I like your idea to use Prop 1 and 2!
Part of the power of algebraic topology comes from translating the topology (which is frequently quite difficult to get your hands on, since everything is continuous, up to homotpy, etc.) into algebra (which is frequently quite easy to get your hands on, since everything is discrete).
One example of this is the duality of covering spaces and subgroups of $\pi_1$.
Covering spaces of $X$ (up to isomorphism) are in bijection with subgroups of $\pi_1 X$ (up to conjugacy)!
This happens since if $Y$ covers $X$, then $\pi_1 Y$ is a subgroup of $\pi_1 X$.
Moreover, this correspondence is "direction reversing" in the sense that bigger covering spaces correspond to smaller subgroups (notice this makes sense, since the universal cover corresponds to the trivial subgroup)
Formally, say $X_1$ and $X_2$, covering spaces of $X$, correspond to $H_1$ and $H_2$, subgroups of $\pi_1 X$.
Then $X_1$ covers $X_2$ if and only if $H_1 \leq H_2$
Now, you're given a space $X$ where $\pi_1 X = \mathbb{Z}$. So we have a very good understanding of the subgroups of $\pi_1 X$! That means, using this correspondence, we must have a very good understanding of the covering spaces of $X$!
This is remarkable, since covering spaces are extremely complicated objects, but we can understand them by simply looking at subgroups of $\mathbb{Z}$, which are classified by natural numbers!
So then, with all this in mind, here's a hint for solving your problem:
We know that $X_1$ and $X_2$ cover $X$. So $\pi_1 X_1 = m \mathbb{Z}$ and $\pi_1 X_2 = n \mathbb{Z}$ are subgroups of $\mathbb{Z}$.
We want to find a space $Y$ which covers $X_1$ and $X_2$. But by our (direction reversing!) correspondence, it suffices to construct a subgroup of $\mathbb{Z}$ which is contained in both $m \mathbb{Z}$ and $n \mathbb{Z}$. Asking that $Y$ not be simply connected is asking that this subgroup is nontrivial.

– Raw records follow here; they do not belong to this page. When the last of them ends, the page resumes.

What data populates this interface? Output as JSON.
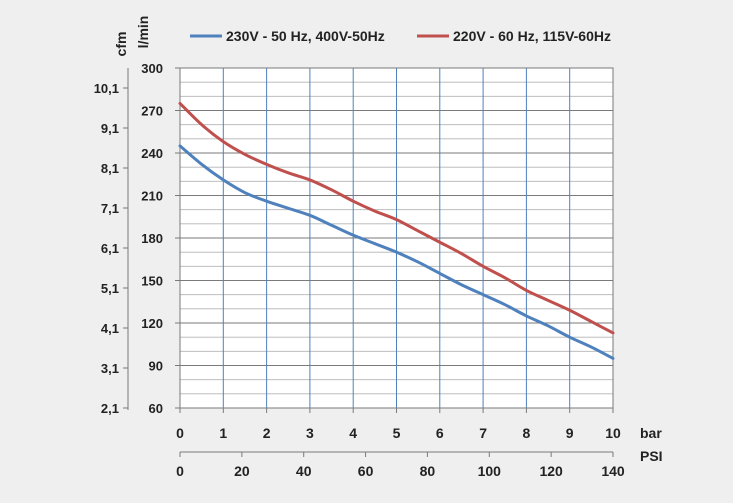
{
  "chart_data": {
    "type": "line",
    "legend": {
      "placement": "top"
    },
    "x_primary": {
      "label": "bar",
      "range": [
        0,
        10
      ],
      "ticks": [
        "0",
        "1",
        "2",
        "3",
        "4",
        "5",
        "6",
        "7",
        "8",
        "9",
        "10"
      ]
    },
    "x_secondary": {
      "label": "PSI",
      "ticks": [
        "0",
        "20",
        "40",
        "60",
        "80",
        "100",
        "120",
        "140"
      ],
      "values": [
        0,
        20,
        40,
        60,
        80,
        100,
        120,
        140
      ]
    },
    "y_primary": {
      "label": "l/min",
      "range": [
        60,
        300
      ],
      "ticks": [
        "60",
        "90",
        "120",
        "150",
        "180",
        "210",
        "240",
        "270",
        "300"
      ]
    },
    "y_secondary": {
      "label": "cfm",
      "ticks": [
        "2,1",
        "3,1",
        "4,1",
        "5,1",
        "6,1",
        "7,1",
        "8,1",
        "9,1",
        "10,1"
      ]
    },
    "grid": true,
    "series": [
      {
        "name": "230V - 50 Hz, 400V-50Hz",
        "color": "#4f81bd",
        "x": [
          0,
          0.5,
          1,
          1.5,
          2,
          2.5,
          3,
          3.5,
          4,
          4.5,
          5,
          5.5,
          6,
          6.5,
          7,
          7.5,
          8,
          8.5,
          9,
          9.5,
          10
        ],
        "y": [
          245,
          232,
          221,
          212,
          206,
          201,
          196,
          189,
          182,
          176,
          170,
          163,
          155,
          147,
          140,
          133,
          125,
          118,
          110,
          103,
          95
        ]
      },
      {
        "name": "220V - 60 Hz, 115V-60Hz",
        "color": "#c0504d",
        "x": [
          0,
          0.5,
          1,
          1.5,
          2,
          2.5,
          3,
          3.5,
          4,
          4.5,
          5,
          5.5,
          6,
          6.5,
          7,
          7.5,
          8,
          8.5,
          9,
          9.5,
          10
        ],
        "y": [
          275,
          260,
          248,
          239,
          232,
          226,
          221,
          214,
          206,
          199,
          193,
          185,
          177,
          169,
          160,
          152,
          143,
          136,
          129,
          121,
          113
        ]
      }
    ]
  }
}
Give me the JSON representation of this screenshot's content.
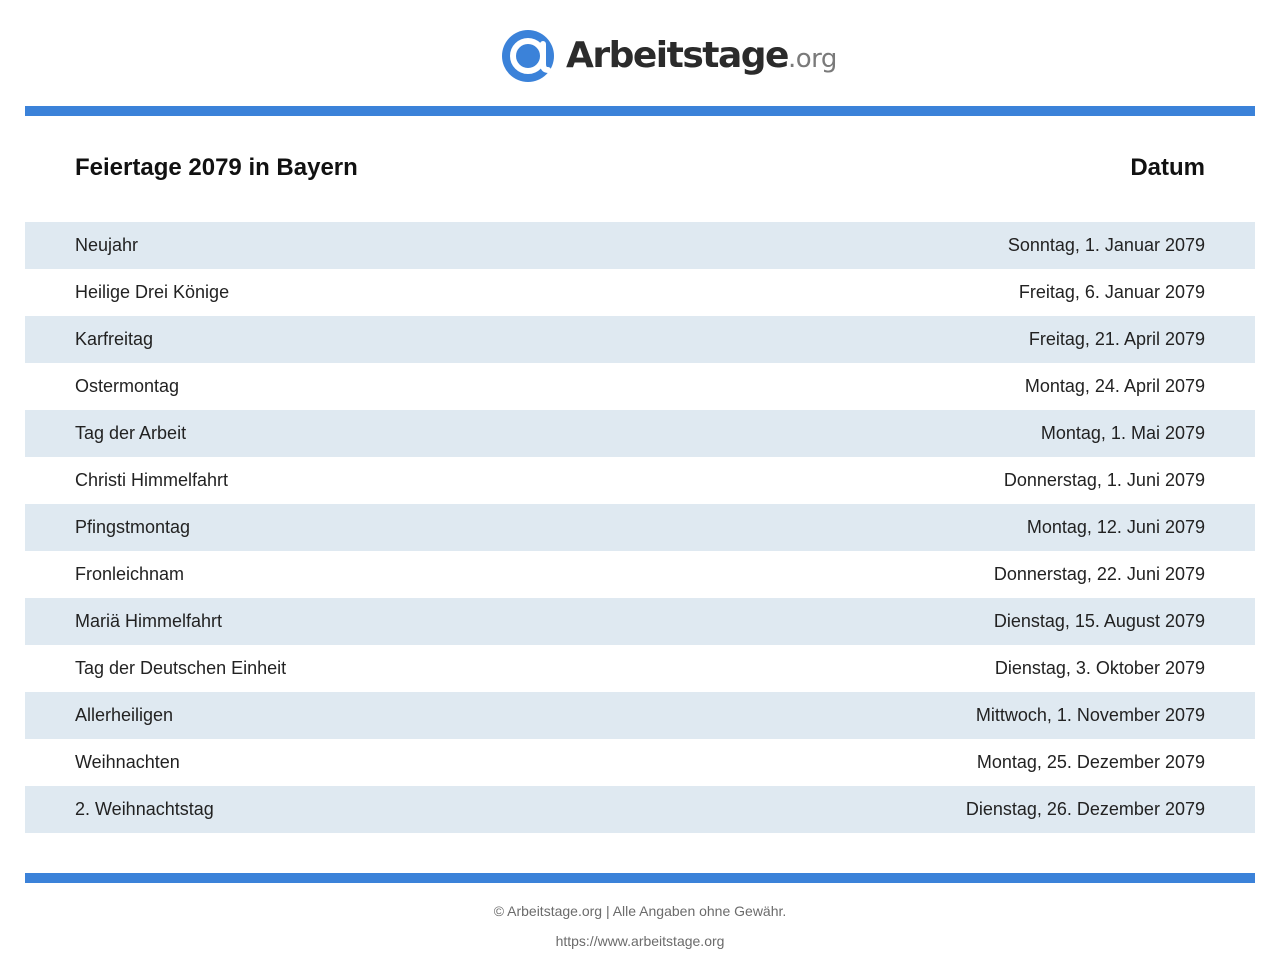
{
  "brand": {
    "name": "Arbeitstage",
    "tld": ".org",
    "logo_icon": "at-sign-icon",
    "accent_color": "#3b82d9"
  },
  "table": {
    "title": "Feiertage 2079 in Bayern",
    "date_header": "Datum",
    "row_color": "#dfe9f1",
    "rows": [
      {
        "name": "Neujahr",
        "date": "Sonntag, 1. Januar 2079"
      },
      {
        "name": "Heilige Drei Könige",
        "date": "Freitag, 6. Januar 2079"
      },
      {
        "name": "Karfreitag",
        "date": "Freitag, 21. April 2079"
      },
      {
        "name": "Ostermontag",
        "date": "Montag, 24. April 2079"
      },
      {
        "name": "Tag der Arbeit",
        "date": "Montag, 1. Mai 2079"
      },
      {
        "name": "Christi Himmelfahrt",
        "date": "Donnerstag, 1. Juni 2079"
      },
      {
        "name": "Pfingstmontag",
        "date": "Montag, 12. Juni 2079"
      },
      {
        "name": "Fronleichnam",
        "date": "Donnerstag, 22. Juni 2079"
      },
      {
        "name": "Mariä Himmelfahrt",
        "date": "Dienstag, 15. August 2079"
      },
      {
        "name": "Tag der Deutschen Einheit",
        "date": "Dienstag, 3. Oktober 2079"
      },
      {
        "name": "Allerheiligen",
        "date": "Mittwoch, 1. November 2079"
      },
      {
        "name": "Weihnachten",
        "date": "Montag, 25. Dezember 2079"
      },
      {
        "name": "2. Weihnachtstag",
        "date": "Dienstag, 26. Dezember 2079"
      }
    ]
  },
  "footer": {
    "copyright": "© Arbeitstage.org | Alle Angaben ohne Gewähr.",
    "url": "https://www.arbeitstage.org"
  }
}
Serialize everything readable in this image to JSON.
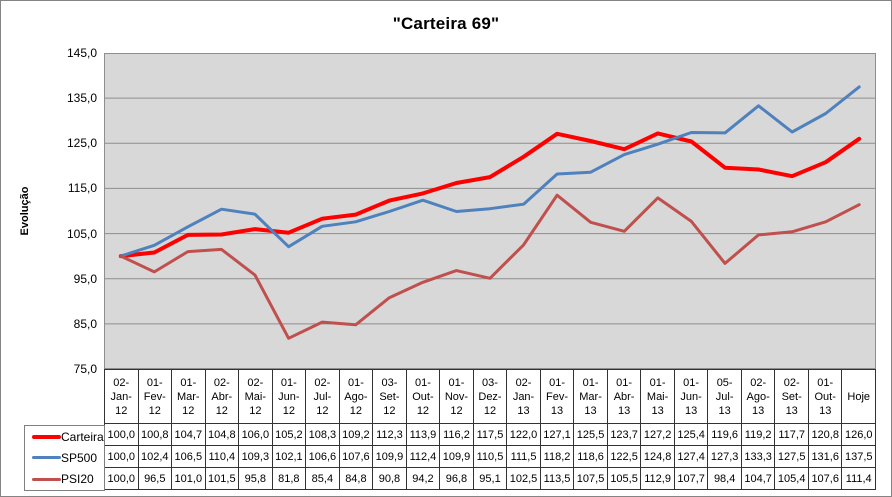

Can you find such a subgroup?
Once you have a subgroup $H$, we can construct the space $Y$ by looking at $\widetilde{X} \big / H$. That is, take the universal cover of $X$, and quotient out by the natural action of $H$ on it. You can find more details about this construction here, for instance.
I hope this helps ^_^
Best Answer
$S^1$ is the quotient of $R$ by $f(x)=x+1$, $Z/2$ acts on $S^1$ by the action induced by the translation $g(x)=x+1/2$ and the quotient of this action is still $S^1$.